Os problemas, entretanto, ainda não acabaram. Já vimos como o WhatsApp trata as comunicações segundo um modelo arquive-e-encaminhe (“store-and-forward”), e como o data center da empresa é um intermediário entre seu celular e o de sua amiga. Ele funciona de modo muito parecido ao que a Central de Comutação e Controle (CCC) faz com as ligações telefônicas de celular: identifica seu aparelho, recebe o pedido de envio da mensagem para o celular de sua amiga, localiza o celular de sua amiga e envia a mensagem até ela. Este modelo tem uma enorme vulnerabilidade: enquanto a mensagem estiver no servidor ela pode ser copiada, analisada etc. – e é o que fazem, em conjunto, os serviços secretos da Austrália, Canadá, Nova Zelándia, Reino Unido e Estados Unidos, os “cinco olhos” reunidos pelo Tratado de Segurança UK-USA assinado em março de 1946. Mais especificamente, o programa Muscular, operado conjuntamente pela Agência Nacional de Segurança dos EUA (NSA) e pelo Quartel-General de Comunicações do Governo do Reino Unido (GCHQ), permite a estas duas agências de inteligência explorar falhas de segurança interna do Google e da Yahoo, fazer um grampo gigantesco nas redes destas duas empresas e copiar todo o conteúdo de seus serviços prestados ao público (e-mails, redes sociais, fotos, vídeos, áudio etc.).
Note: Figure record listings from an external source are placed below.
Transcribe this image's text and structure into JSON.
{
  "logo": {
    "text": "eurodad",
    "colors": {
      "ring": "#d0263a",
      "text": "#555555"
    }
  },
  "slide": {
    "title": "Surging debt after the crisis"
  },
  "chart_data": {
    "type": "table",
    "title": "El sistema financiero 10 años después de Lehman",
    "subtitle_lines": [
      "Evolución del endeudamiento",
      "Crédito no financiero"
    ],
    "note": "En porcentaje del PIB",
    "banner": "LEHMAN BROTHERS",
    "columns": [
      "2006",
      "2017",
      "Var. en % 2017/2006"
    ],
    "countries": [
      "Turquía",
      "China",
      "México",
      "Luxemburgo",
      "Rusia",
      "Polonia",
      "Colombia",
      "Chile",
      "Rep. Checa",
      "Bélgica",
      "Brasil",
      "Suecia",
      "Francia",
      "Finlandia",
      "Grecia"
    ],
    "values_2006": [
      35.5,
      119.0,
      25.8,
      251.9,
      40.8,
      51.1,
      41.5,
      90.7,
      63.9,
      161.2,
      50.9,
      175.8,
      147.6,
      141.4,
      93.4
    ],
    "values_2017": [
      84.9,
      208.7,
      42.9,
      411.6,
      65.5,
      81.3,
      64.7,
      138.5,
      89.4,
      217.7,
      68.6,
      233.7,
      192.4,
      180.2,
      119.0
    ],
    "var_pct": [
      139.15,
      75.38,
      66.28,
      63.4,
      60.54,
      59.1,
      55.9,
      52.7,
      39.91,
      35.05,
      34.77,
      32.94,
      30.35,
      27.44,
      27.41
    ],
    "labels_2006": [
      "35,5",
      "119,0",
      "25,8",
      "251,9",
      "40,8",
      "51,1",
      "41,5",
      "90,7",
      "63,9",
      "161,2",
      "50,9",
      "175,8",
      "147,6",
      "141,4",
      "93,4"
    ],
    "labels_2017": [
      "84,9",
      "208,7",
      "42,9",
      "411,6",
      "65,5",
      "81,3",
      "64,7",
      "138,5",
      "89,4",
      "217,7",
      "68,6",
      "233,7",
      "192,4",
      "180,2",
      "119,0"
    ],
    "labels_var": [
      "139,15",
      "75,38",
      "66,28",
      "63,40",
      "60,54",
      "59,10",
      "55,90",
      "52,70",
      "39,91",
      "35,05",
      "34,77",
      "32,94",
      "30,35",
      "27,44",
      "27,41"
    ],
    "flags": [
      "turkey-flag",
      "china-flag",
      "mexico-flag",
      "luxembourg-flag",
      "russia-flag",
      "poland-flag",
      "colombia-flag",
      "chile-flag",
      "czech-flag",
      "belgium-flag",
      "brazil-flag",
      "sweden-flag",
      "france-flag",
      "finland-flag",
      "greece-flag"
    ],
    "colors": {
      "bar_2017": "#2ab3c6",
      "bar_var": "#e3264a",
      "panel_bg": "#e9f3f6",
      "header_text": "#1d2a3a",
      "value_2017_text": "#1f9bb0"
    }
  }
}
Pensa que acabou? Não! Agora que sua mensagem chegou ao data center do WhatsApp, ela vai fazer o mesmo caminho de volta!

Em menos de um segundo, sua mensagem foi exposta a tantas vulnerabilidades que se torna praticamente impossível exercer qualquer controle sobre algo que deveria ser – e é – privado. O tráfego de informações na internet é inseguro por padrão.

Por isto a enorme insistência por parte de especialistas em segurança digital para que as pessoas mudem suas comunicações para aplicativos de mensagens com criptografia ponta-a-ponta e que sejam construídos segundo os princípios do software livre. A criptografia garante que, caso sua comunicação seja interceptada por causa de alguma destas vulnerabilidades, ela seja totalmente incompreensível. Sendo ponta-a-ponta, as chaves que permitem decodificar as mensagens encontram-se apenas nos aparelhos remetente e destinatário, e em mais lugar nenhum. Além disto, sendo o aplicativo construído segundo os princípios do software livre, a liberdade de verificação do código-fonte – a “receita do bolo”, o conjunto de “ordens” dadas ao computador ou celular a cada clique ou gesto – permite a equipes especializadas auditar o software e apontar pontos positivos, pequenos erros, falhas graves etc., o que inclui dizer se, por exemplo, o aplicativo não tem algum “espião” embutido, se ele não está copiando informações privadas para lugares onde ela não deveria estar etc. Até a data de fechamento deste artigo, as principais recomendações da comunidade de segurança iam para o Signal, com alguns indicando o uso do Wire; entre os aplicativos pagos, o Threema costuma ser apontado, mas o fato de não ter sido feito segundo os princípios do software livre não permitem auditá-lo para garantir que ele entrega o que promete.